Changes are coming — is your organization ready?
The Financial Accounting Standards Board (FASB) is gearing up to align U.S. standards with global accounting standards, increasing transparency in financial reporting and altering the way organizations account for their leases. For many organizations, adherence to these new FASB lease accounting changes (ASC 842) or IASB changes (IFRS 16) also creates a greater compliance burden.
While the liability of adopting new FASB lease accounting changes technically falls onto accounting, the accounting department is not in it alone. Organizations will need to rely on other stakeholders — real estate, procurement and IT departments — to help implement the changes and stay in compliance. By including other stakeholders early in the planning process, your organization will be better prepared for a seamless transition.

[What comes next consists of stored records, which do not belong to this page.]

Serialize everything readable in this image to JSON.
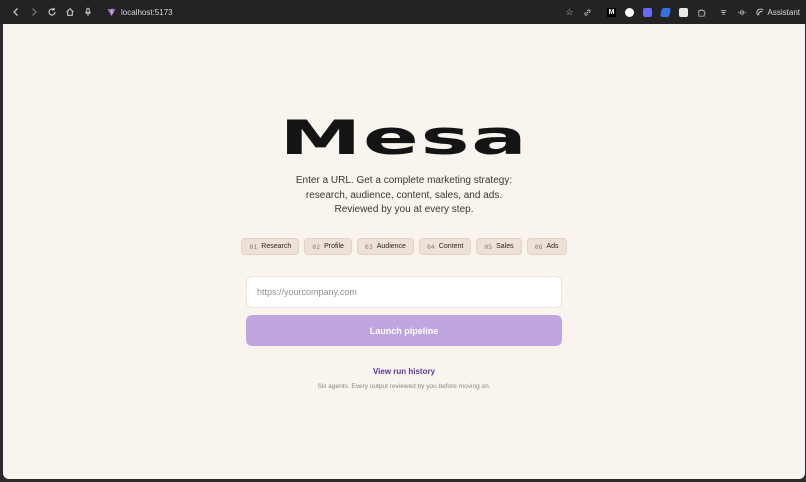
{
  "browser": {
    "url": "localhost:5173",
    "assistant_label": "Assistant",
    "extension_colors": [
      "#ffffff",
      "#6a6af0",
      "#3b6fe0",
      "#e8e8e8"
    ]
  },
  "page": {
    "logo": "Mesa",
    "tagline": [
      "Enter a URL. Get a complete marketing strategy:",
      "research, audience, content, sales, and ads.",
      "Reviewed by you at every step."
    ],
    "steps": [
      {
        "num": "01",
        "label": "Research"
      },
      {
        "num": "02",
        "label": "Profile"
      },
      {
        "num": "03",
        "label": "Audience"
      },
      {
        "num": "04",
        "label": "Content"
      },
      {
        "num": "05",
        "label": "Sales"
      },
      {
        "num": "06",
        "label": "Ads"
      }
    ],
    "url_input": {
      "value": "",
      "placeholder": "https://yourcompany.com"
    },
    "launch_label": "Launch pipeline",
    "history_link": "View run history",
    "footnote": "Six agents. Every output reviewed by you before moving on."
  },
  "colors": {
    "page_bg": "#faf4ef",
    "accent": "#c0a6e0",
    "link": "#5a3a9c"
  }
}
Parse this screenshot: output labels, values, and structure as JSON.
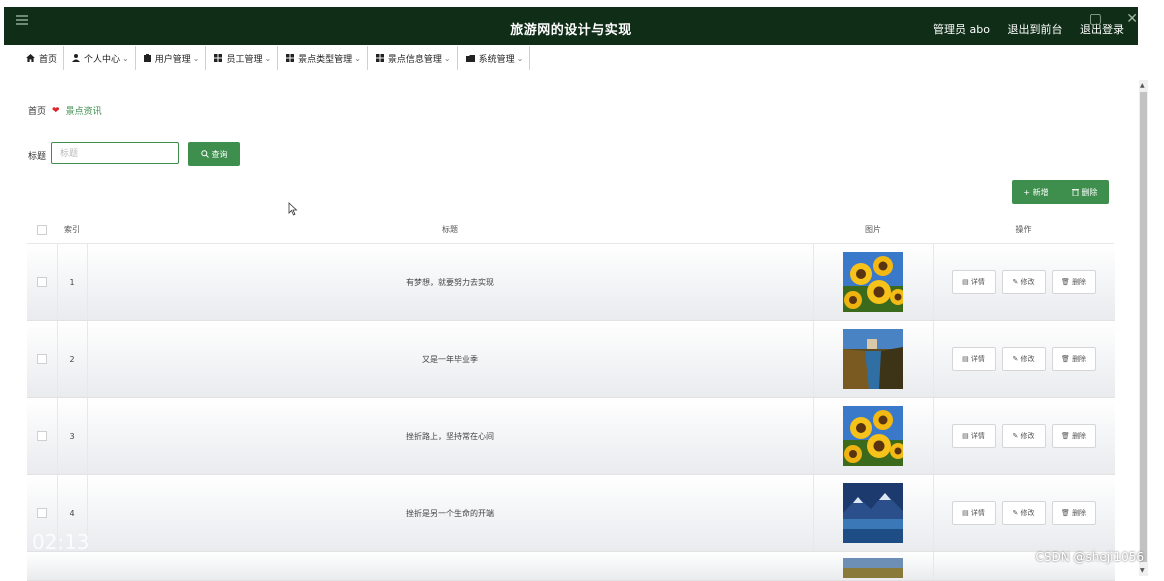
{
  "header": {
    "title": "旅游网的设计与实现",
    "user_label": "管理员 abo",
    "front_link": "退出到前台",
    "logout_link": "退出登录"
  },
  "nav": [
    {
      "label": "首页",
      "icon": "home-icon",
      "has_dropdown": false
    },
    {
      "label": "个人中心",
      "icon": "user-icon",
      "has_dropdown": true
    },
    {
      "label": "用户管理",
      "icon": "clipboard-icon",
      "has_dropdown": true
    },
    {
      "label": "员工管理",
      "icon": "grid-icon",
      "has_dropdown": true
    },
    {
      "label": "景点类型管理",
      "icon": "grid-icon",
      "has_dropdown": true
    },
    {
      "label": "景点信息管理",
      "icon": "grid-icon",
      "has_dropdown": true
    },
    {
      "label": "系统管理",
      "icon": "folder-icon",
      "has_dropdown": true
    }
  ],
  "breadcrumb": {
    "home": "首页",
    "current": "景点资讯"
  },
  "search": {
    "label": "标题",
    "placeholder": "标题",
    "button": "查询"
  },
  "actions": {
    "add": "+ 新增",
    "delete": "删除"
  },
  "table": {
    "columns": [
      "索引",
      "标题",
      "图片",
      "操作"
    ],
    "rows": [
      {
        "index": "1",
        "title": "有梦想，就要努力去实现",
        "image": "sunflower"
      },
      {
        "index": "2",
        "title": "又是一年毕业季",
        "image": "canal"
      },
      {
        "index": "3",
        "title": "挫折路上，坚持常在心间",
        "image": "sunflower"
      },
      {
        "index": "4",
        "title": "挫折是另一个生命的开端",
        "image": "lake"
      }
    ],
    "row_actions": {
      "detail": "详情",
      "edit": "修改",
      "delete": "删除"
    }
  },
  "overlay": {
    "time": "02:13",
    "watermark": "CSDN @sheji1056"
  },
  "colors": {
    "header_bg": "#0f2d17",
    "accent": "#3e8f4d",
    "heart": "#d8262a"
  }
}
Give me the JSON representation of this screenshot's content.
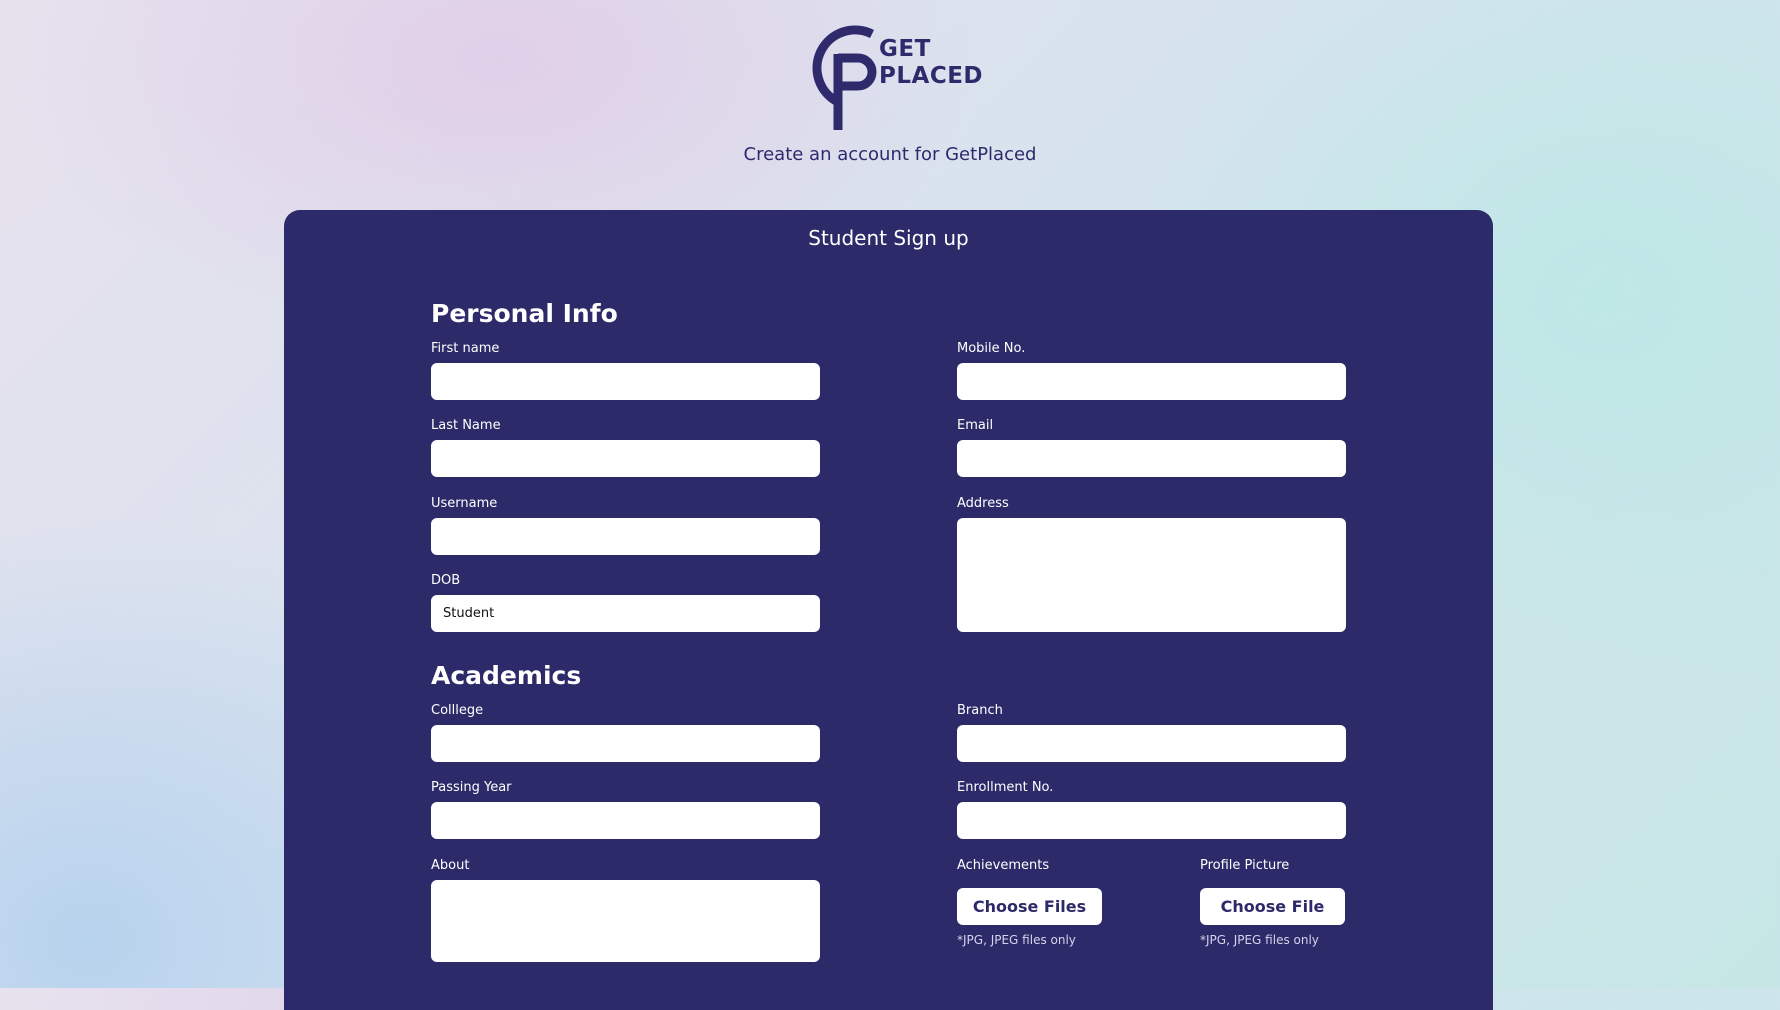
{
  "header": {
    "logo_line1": "GET",
    "logo_line2": "PLACED",
    "subtitle": "Create an account for GetPlaced"
  },
  "colors": {
    "brand": "#2d2a6a",
    "text_dark": "#2e2a6c",
    "input_bg": "#ffffff"
  },
  "form": {
    "title": "Student Sign up",
    "sections": {
      "personal": "Personal Info",
      "academics": "Academics"
    },
    "fields": {
      "first_name": {
        "label": "First name",
        "value": ""
      },
      "last_name": {
        "label": "Last Name",
        "value": ""
      },
      "username": {
        "label": "Username",
        "value": ""
      },
      "dob": {
        "label": "DOB",
        "value": "Student"
      },
      "mobile": {
        "label": "Mobile No.",
        "value": ""
      },
      "email": {
        "label": "Email",
        "value": ""
      },
      "address": {
        "label": "Address",
        "value": ""
      },
      "college": {
        "label": "Colllege",
        "value": ""
      },
      "passing_year": {
        "label": "Passing Year",
        "value": ""
      },
      "about": {
        "label": "About",
        "value": ""
      },
      "branch": {
        "label": "Branch",
        "value": ""
      },
      "enrollment": {
        "label": "Enrollment No.",
        "value": ""
      }
    },
    "uploads": {
      "achievements": {
        "label": "Achievements",
        "button": "Choose Files",
        "hint": "*JPG, JPEG files only"
      },
      "profile_picture": {
        "label": "Profile Picture",
        "button": "Choose File",
        "hint": "*JPG, JPEG files only"
      }
    }
  }
}
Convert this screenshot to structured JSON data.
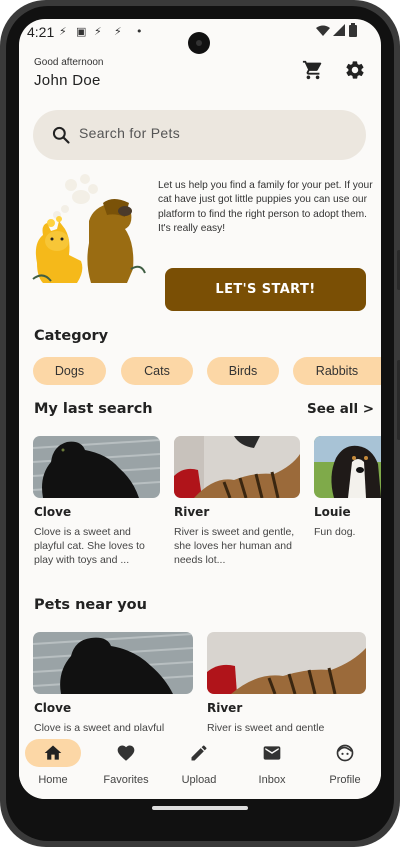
{
  "status_bar": {
    "time": "4:21"
  },
  "header": {
    "greeting": "Good afternoon",
    "user_name": "John Doe"
  },
  "search": {
    "placeholder": "Search for Pets"
  },
  "hero": {
    "text": "Let us help you find a family for your pet. If your cat have just got little puppies you can use our platform to find the right person to adopt them. It's really easy!",
    "button_label": "LET'S START!"
  },
  "category": {
    "title": "Category",
    "chips": [
      "Dogs",
      "Cats",
      "Birds",
      "Rabbits"
    ]
  },
  "last_search": {
    "title": "My last search",
    "see_all": "See all >",
    "items": [
      {
        "name": "Clove",
        "desc": "Clove is a sweet and playful cat. She loves to play with toys and ..."
      },
      {
        "name": "River",
        "desc": "River is sweet and gentle, she loves her human and needs lot..."
      },
      {
        "name": "Louie",
        "desc": "Fun dog."
      }
    ]
  },
  "near_you": {
    "title": "Pets near you",
    "items": [
      {
        "name": "Clove",
        "desc": "Clove is a sweet and playful"
      },
      {
        "name": "River",
        "desc": "River is sweet and gentle"
      }
    ]
  },
  "nav": {
    "items": [
      {
        "label": "Home",
        "icon": "home-icon",
        "active": true
      },
      {
        "label": "Favorites",
        "icon": "heart-icon",
        "active": false
      },
      {
        "label": "Upload",
        "icon": "pencil-icon",
        "active": false
      },
      {
        "label": "Inbox",
        "icon": "mail-icon",
        "active": false
      },
      {
        "label": "Profile",
        "icon": "face-icon",
        "active": false
      }
    ]
  },
  "colors": {
    "accent_brown": "#7a4f05",
    "chip_bg": "#fcd7a6",
    "search_bg": "#ece7df"
  }
}
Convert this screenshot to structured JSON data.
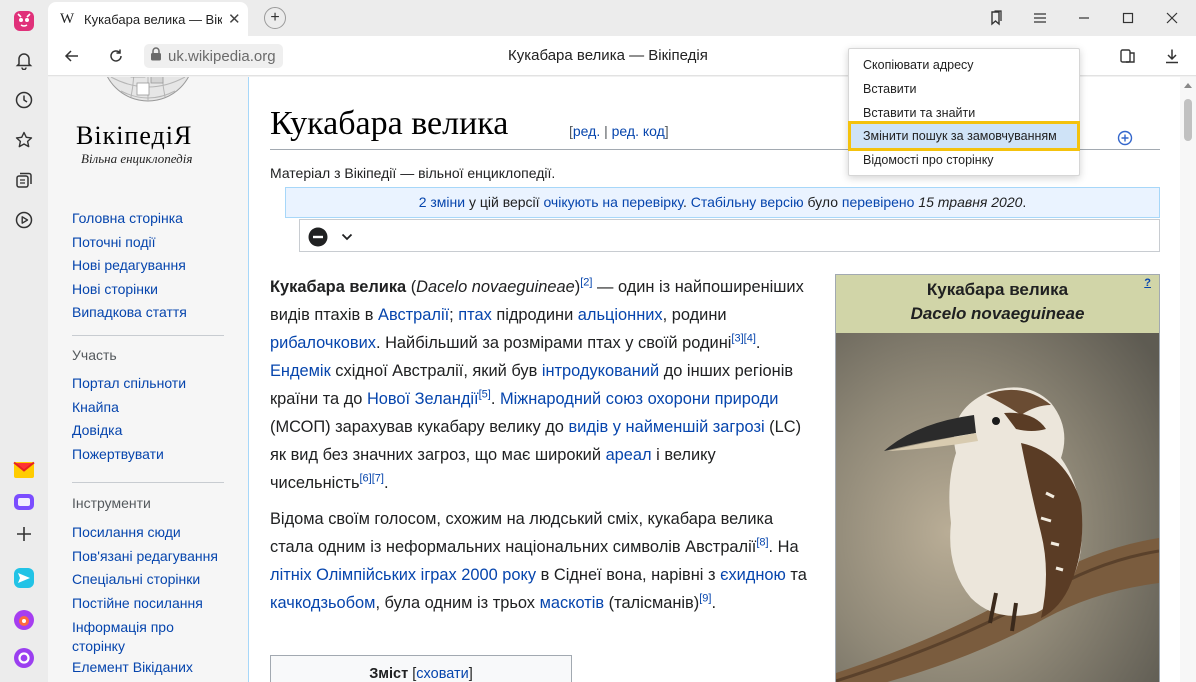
{
  "browser": {
    "tab_title": "Кукабара велика — Вік",
    "tab_favicon": "W",
    "url": "uk.wikipedia.org",
    "page_title": "Кукабара велика — Вікіпедія",
    "accent": "#f4c20d"
  },
  "side_icons": [
    "browser-logo-icon",
    "bell-icon",
    "history-clock-icon",
    "star-icon",
    "collections-icon",
    "play-icon",
    "mail-icon",
    "messenger-icon",
    "add-icon",
    "send-icon",
    "music-icon",
    "alice-icon"
  ],
  "context_menu": {
    "items": [
      "Скопіювати адресу",
      "Вставити",
      "Вставити та знайти",
      "Змінити пошук за замовчуванням",
      "Відомості про сторінку"
    ]
  },
  "wiki_sidebar": {
    "wordmark": "ВікіпедіЯ",
    "tagline": "Вільна енциклопедія",
    "main_links": [
      "Головна сторінка",
      "Поточні події",
      "Нові редагування",
      "Нові сторінки",
      "Випадкова стаття"
    ],
    "participation_heading": "Участь",
    "participation_links": [
      "Портал спільноти",
      "Кнайпа",
      "Довідка",
      "Пожертвувати"
    ],
    "tools_heading": "Інструменти",
    "tools_links": [
      "Посилання сюди",
      "Пов'язані редагування",
      "Спеціальні сторінки",
      "Постійне посилання",
      "Інформація про",
      "сторінку",
      "Елемент Вікіданих"
    ]
  },
  "article": {
    "title": "Кукабара велика",
    "edit_open": "[",
    "edit_link": "ред.",
    "edit_sep": " | ",
    "edit_code_link": "ред. код",
    "edit_close": "]",
    "site_sub": "Матеріал з Вікіпедії — вільної енциклопедії.",
    "review": {
      "changes_link": "2 зміни",
      "t1": " у цій версії ",
      "pending_link": "очікують на перевірку",
      "t2": ". ",
      "stable_link": "Стабільну версію",
      "t3": " було ",
      "checked_link": "перевірено",
      "t4": " ",
      "date": "15 травня 2020",
      "t5": "."
    },
    "p1": {
      "bold": "Кукабара велика",
      "t1": " (",
      "sci": "Dacelo novaeguineae",
      "t2": ")",
      "ref2": "[2]",
      "t3": " — один із найпоширеніших видів птахів в ",
      "l_australia": "Австралії",
      "t4": "; ",
      "l_birds": "птах",
      "t5": " підродини ",
      "l_alcedinidae": "альціонних",
      "t6": ", родини ",
      "l_kingfishers": "рибалочкових",
      "t7": ". Найбільший за розмірами птах у своїй родині",
      "ref3": "[3]",
      "ref4": "[4]",
      "t8": ". ",
      "l_endemic": "Ендемік",
      "t9": " східної Австралії, який був ",
      "l_introduced": "інтродукований",
      "t10": " до інших регіонів країни та до ",
      "l_nz": "Нової Зеландії",
      "ref5": "[5]",
      "t11": ". ",
      "l_iucn": "Міжнародний союз охорони природи",
      "t12": " (МСОП) зарахував кукабару велику до ",
      "l_lc": "видів у найменшій загрозі",
      "t13": " (LC) як вид без значних загроз, що має широкий ",
      "l_range": "ареал",
      "t14": " і велику чисельність",
      "ref6": "[6]",
      "ref7": "[7]",
      "t15": "."
    },
    "p2": {
      "t1": "Відома своїм голосом, схожим на людський сміх, кукабара велика стала одним із неформальних національних символів Австралії",
      "ref8": "[8]",
      "t2": ". На ",
      "l_olympics": "літніх Олімпійських іграх 2000 року",
      "t3": " в Сіднеї вона, нарівні з ",
      "l_echidna": "єхидною",
      "t4": " та ",
      "l_platypus": "качкодзьобом",
      "t5": ", була одним із трьох ",
      "l_mascots": "маскотів",
      "t6": " (талісманів)",
      "ref9": "[9]",
      "t7": "."
    },
    "toc": {
      "title": "Зміст",
      "hide_open": " [",
      "hide_link": "сховати",
      "hide_close": "]"
    }
  },
  "infobox": {
    "title": "Кукабара велика",
    "scientific_name": "Dacelo novaeguineae",
    "help": "?"
  }
}
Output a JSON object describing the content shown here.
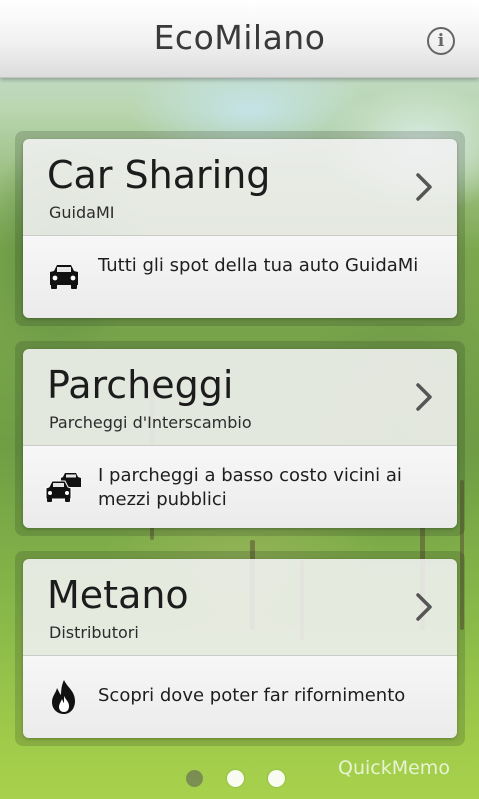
{
  "header": {
    "title": "EcoMilano",
    "info_icon": "info-icon",
    "info_glyph": "i"
  },
  "cards": [
    {
      "title": "Car Sharing",
      "subtitle": "GuidaMI",
      "icon": "car-icon",
      "description": "Tutti gli spot della tua auto GuidaMi"
    },
    {
      "title": "Parcheggi",
      "subtitle": "Parcheggi d'Interscambio",
      "icon": "parking-cars-icon",
      "description": "I parcheggi a basso costo vicini ai mezzi pubblici"
    },
    {
      "title": "Metano",
      "subtitle": "Distributori",
      "icon": "flame-icon",
      "description": "Scopri dove poter far rifornimento"
    }
  ],
  "pager": {
    "page_count": 3,
    "active_index": 0
  },
  "watermark": "QuickMemo"
}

Start by lining up key players to collaborate with your accounting department to achieve and ensure compliance with FASB lease accounting changes.
Real estate: Your first touchpoint for FASB lease accounting changes
With the FASB lease accounting changes, there’s a shift happening and real estate figures are hitting the balance sheet. The real estate department, historically in charge of managing and administering those numbers, is a critical source when it comes to identifying your leases and related data.
The FASB new lease standard will require your organization to provide more data regarding its real estate, so it makes sense that the department should understand what’s needed, why it’s needed and how to make sure it’s done correctly. While real estate might hyper-focus on site selection and facilities management, your accounting department can do their part to make their colleagues more adept on the deeper financial and accounting aspects of real estate. Ultimately, they will have a hand in using, and possibly even managing, the lease accounting system.
Your real estate department should also know, at a high level, what’s happening from an operating versus capital lease shift perspective and how it is driving a digitization of leases into the financial realm. In an operating lease, the real estate team signs and manages all the leases before the expenses are pushed over to the accounts payable team each month to pay the bills. They never actually hit the balance sheet that accounting manages. So now as we shift into capital leases, the data will go straight onto the balance sheet, bringing accounting into the fold.
In addition, real estate can provide accounting with guidance and input on different renewal options, how they look or what would work best. Accounting sees the whole portfolio in terms of numbers. But how will that roll into the balance sheet with the new FASB lease accounting changes? From equipment to facilities to real estate, they’re focusing on these elements as data points. But real estate can provide a new perspective on how real estate leases function and offer missing information that hasn’t previously been tracked.
While there may be substantially fewer real estate leases compared to equipment, in terms of risk and obligation, real estate might represent half of the expenses in your leased portfolio. Financially, there is now a need for a working partnership between accounting and real estate because of the FASB lease accounting changes.
Procurement: An extra set of eyes
Whether you’re an accounting executive, a product manager or a salesperson, your priority is your day-to-day tasks. So, if you need a new vendor or a new service, the procurement team is there to assist. Procurement helps evaluate and qualify different vendors as well as the related costs. They guide everyone through the process right down to the signature. In many cases, they’re comparable to a project manager, bringing various teams together to help them make a decision. They help to drive the process or run a project. And they also play an important role in readiness for FASB lease accounting changes.
Many procurement teams are involved in the existing asset management, whether that’s real estate, office equipment, IT items or maybe even fleet. Chances are, at some point they’ve adopted a system to track and manage those fixed assets. It could be a very basic spreadsheet that’s tracking your fifty property leases and their terms. This is an area where you would want procurement’s involvement with accounting. They have visibility that your accounting team may lack into the other assets or other successes across the portfolio.
And with an eye on organization and detail, the procurement team may notice an overlap in a lease management and lease accounting projects. Their input can prove to be valuable in terms of ensuring compliance with FASB lease accounting changes.
IT: The glue that makes everything stick
It is easy to overlook the fact that real estate is just looking at real estate, accounting is just considering the balance sheets, and procurement is focused on asset management. But the IT department holds all those pieces together. IT is thinking through the components, databases and spreadsheets. How do we get this information to the accounting system? How do we map it to our current cost center’s expense codes so that every single vendor has a pay code attached to it?
IT understands systems integration. It is IT’s job to ensure that data flows from the source of record — the lease management — to a lease accounting system such as an ERP system. They are heavily invested in how the integration works, investigating all avenues and overseeing a seamless connection.
IT is an essential piece of tracking, storing and moving critical data. And with IT handling the back-end details, you’ve assembled a well-rounded team to adhere to the FASB new lease accounting rules.
Ready? Set. Go!
With the FASB lease accounting changes on the horizon, it takes more than your accounting team to ensure that your organization can effectively integrate information, share data and comply with the new standards. By fostering early collaboration with real estate, procurement and IT, your accounting department can pave a smoother path to adopting the new standards and avoiding compliance penalties.